The Origins of Dracula in Dublin

St. Michan's Church, Dublin.

Bram Stoker and his book Dracula (1897) may not freely associate in your mind with Dublin. But the author was born in Dublin, attended Trinity College, and began his career as a free-lance theater critic in the city.

In Ireland, there is speculation that what he saw in a tiny north side church, may have played a part in the vampire story that made him famous.

On a gloomy day I went to visit the ancient church of St. Michan's with its infamous mummy-filled crypts.  As I crossed the River Liffey, it felt as if I were entering a somewhat dodgy neighborhood. 

The old church is almost hidden by the surrounding buildings.

The neighborhood can't be too dodgy, I said to myself, since it includes Ireland's law courts. It is true the area looked as if it could use a good scrubbing--but the sidewalks are nevertheless filled with well-dressed toffs in old-fashioned collars and robes.

Just when you feel you are in the heart of creepy-ville at St. Michan's ...

... a posh barrister strolls by and adds a bit of Dickensian cheer to the scene.

The foundation of St. Michan's goes back to 1095, so its crypts may be a millennium old. When the church was rebuilt in the 17th and 18th centuries, workers discovered that the caskets beneath the church, filled with the oldest of the remains, had rotted away, and some of the bodies had mummified.

St. Michan's is consecrated ground: and yet ...

The mummies caused a sensation and became a tourist attraction. One of the remains, about 800 years old, had his legs crossed Crusader fashion. Another is missing a hand. And both feet.

The vaults are indeed strange, and though pictures aren't allowed, I can show you Peter, our guide, opening the doors as we prepare to enter ...

Peter was so good at telling his ghoulish stories, I feared he might start dragging a leg--like Igor.

The heavy lead doors actually do creak on their hinges ...

 ... and you see the entry, which one needs to be a little acrobatic to negotiate.

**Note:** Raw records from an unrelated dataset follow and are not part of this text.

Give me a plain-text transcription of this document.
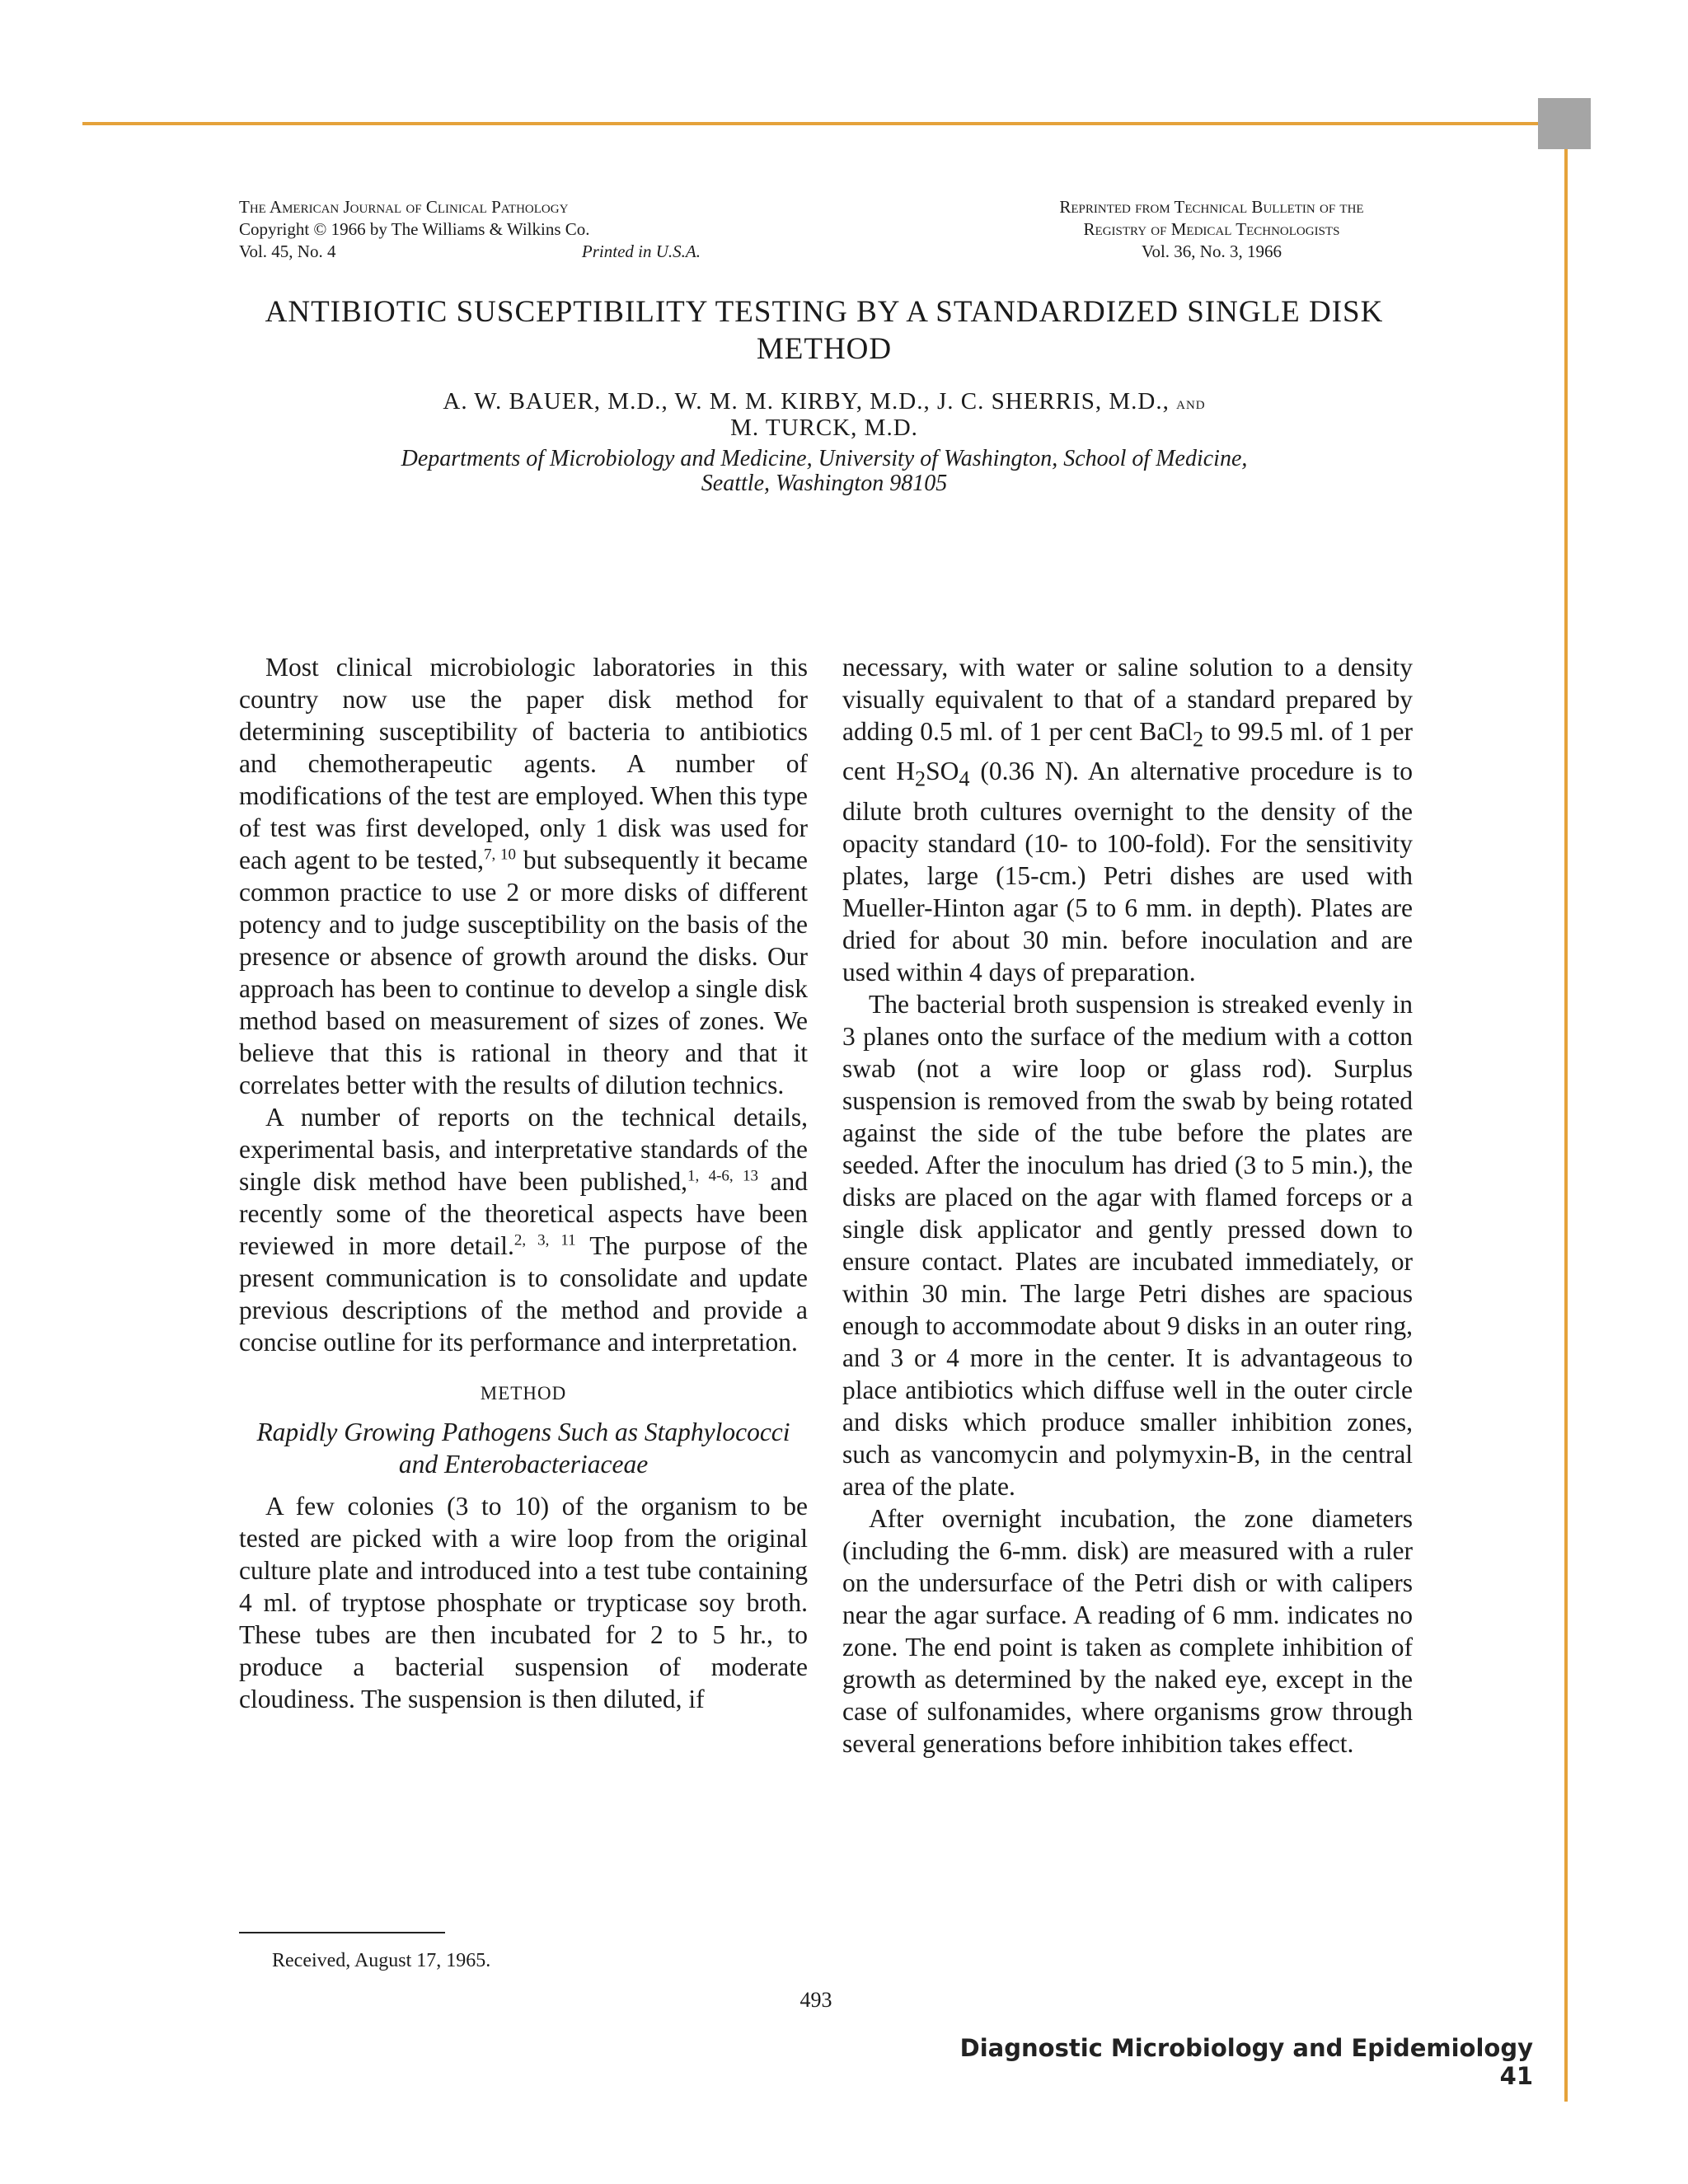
The American Journal of Clinical Pathology
Copyright © 1966 by The Williams & Wilkins Co.
Vol. 45, No. 4	Printed in U.S.A.
Reprinted from Technical Bulletin of the
Registry of Medical Technologists
Vol. 36, No. 3, 1966
ANTIBIOTIC SUSCEPTIBILITY TESTING BY A STANDARDIZED SINGLE DISK METHOD
A. W. BAUER, M.D., W. M. M. KIRBY, M.D., J. C. SHERRIS, M.D., and
M. TURCK, M.D.
Departments of Microbiology and Medicine, University of Washington, School of Medicine,
Seattle, Washington 98105

Most clinical microbiologic laboratories in this country now use the paper disk method for determining susceptibility of bacteria to antibiotics and chemotherapeutic agents. A number of modifications of the test are employed. When this type of test was first developed, only 1 disk was used for each agent to be tested,$^{7, 10}$ but subsequently it became common practice to use 2 or more disks of different potency and to judge susceptibility on the basis of the presence or absence of growth around the disks. Our approach has been to continue to develop a single disk method based on measurement of sizes of zones. We believe that this is rational in theory and that it correlates better with the results of dilution technics.

A number of reports on the technical details, experimental basis, and interpretative standards of the single disk method have been published,$^{1, 4-6, 13}$ and recently some of the theoretical aspects have been reviewed in more detail.$^{2, 3, 11}$ The purpose of the present communication is to consolidate and update previous descriptions of the method and provide a concise outline for its performance and interpretation.

METHOD
Rapidly Growing Pathogens Such as Staphylococci and Enterobacteriaceae

A few colonies (3 to 10) of the organism to be tested are picked with a wire loop from the original culture plate and introduced into a test tube containing 4 ml. of tryptose phosphate or trypticase soy broth. These tubes are then incubated for 2 to 5 hr., to produce a bacterial suspension of moderate cloudiness. The suspension is then diluted, if

necessary, with water or saline solution to a density visually equivalent to that of a standard prepared by adding 0.5 ml. of 1 per cent BaCl$_2$ to 99.5 ml. of 1 per cent $H_2SO_4$ (0.36 N). An alternative procedure is to dilute broth cultures overnight to the density of the opacity standard (10- to 100-fold). For the sensitivity plates, large (15-cm.) Petri dishes are used with Mueller-Hinton agar (5 to 6 mm. in depth). Plates are dried for about 30 min. before inoculation and are used within 4 days of preparation.

The bacterial broth suspension is streaked evenly in 3 planes onto the surface of the medium with a cotton swab (not a wire loop or glass rod). Surplus suspension is removed from the swab by being rotated against the side of the tube before the plates are seeded. After the inoculum has dried (3 to 5 min.), the disks are placed on the agar with flamed forceps or a single disk applicator and gently pressed down to ensure contact. Plates are incubated immediately, or within 30 min. The large Petri dishes are spacious enough to accommodate about 9 disks in an outer ring, and 3 or 4 more in the center. It is advantageous to place antibiotics which diffuse well in the outer circle and disks which produce smaller inhibition zones, such as vancomycin and polymyxin-B, in the central area of the plate.

After overnight incubation, the zone diameters (including the 6-mm. disk) are measured with a ruler on the undersurface of the Petri dish or with calipers near the agar surface. A reading of 6 mm. indicates no zone. The end point is taken as complete inhibition of growth as determined by the naked eye, except in the case of sulfonamides, where organisms grow through several generations before inhibition takes effect.

Received, August 17, 1965.
493
Diagnostic Microbiology and Epidemiology 41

I can also share with you the eerie ambience of the surrounding churchyard.


Bram Stoker did grow up nearby. Dubliners believe he visited the mummies. He did write a gothic tale about characters who retreated to coffins. About the rest: we can only speculate.

Coincidentally, one of his contemporaries--also a Trinity college friend----Oscar Wilde, wrote a haunting book with a theme that is not dissimilar to Stoker's most famous work.

The Oscar Wilde statue in Dublin.

Wilde's only novel, The Picture of Dorian Gray (1890), explores--as Dracula does--the dark dream of earthly immortality. I  have long thought it is Wilde's most interesting work. 

Today, we think of both Dracula and Dorian Gray as horror stories. But both are much more than that as they examine the price men and women might be willing to pay to gain some edge on old age and death.

Stoker died a successful, middle class, family man and Wilde died in infamy. But they had these tales in common. Maybe it was something about Dublin--maybe not.

But their works survive and brought each a literary immortality. 

To the generations that follow, that's the most valuable legacy of all.

The remains of Ireland's Norman conquerer Strongbow in Dublin's Christ Church.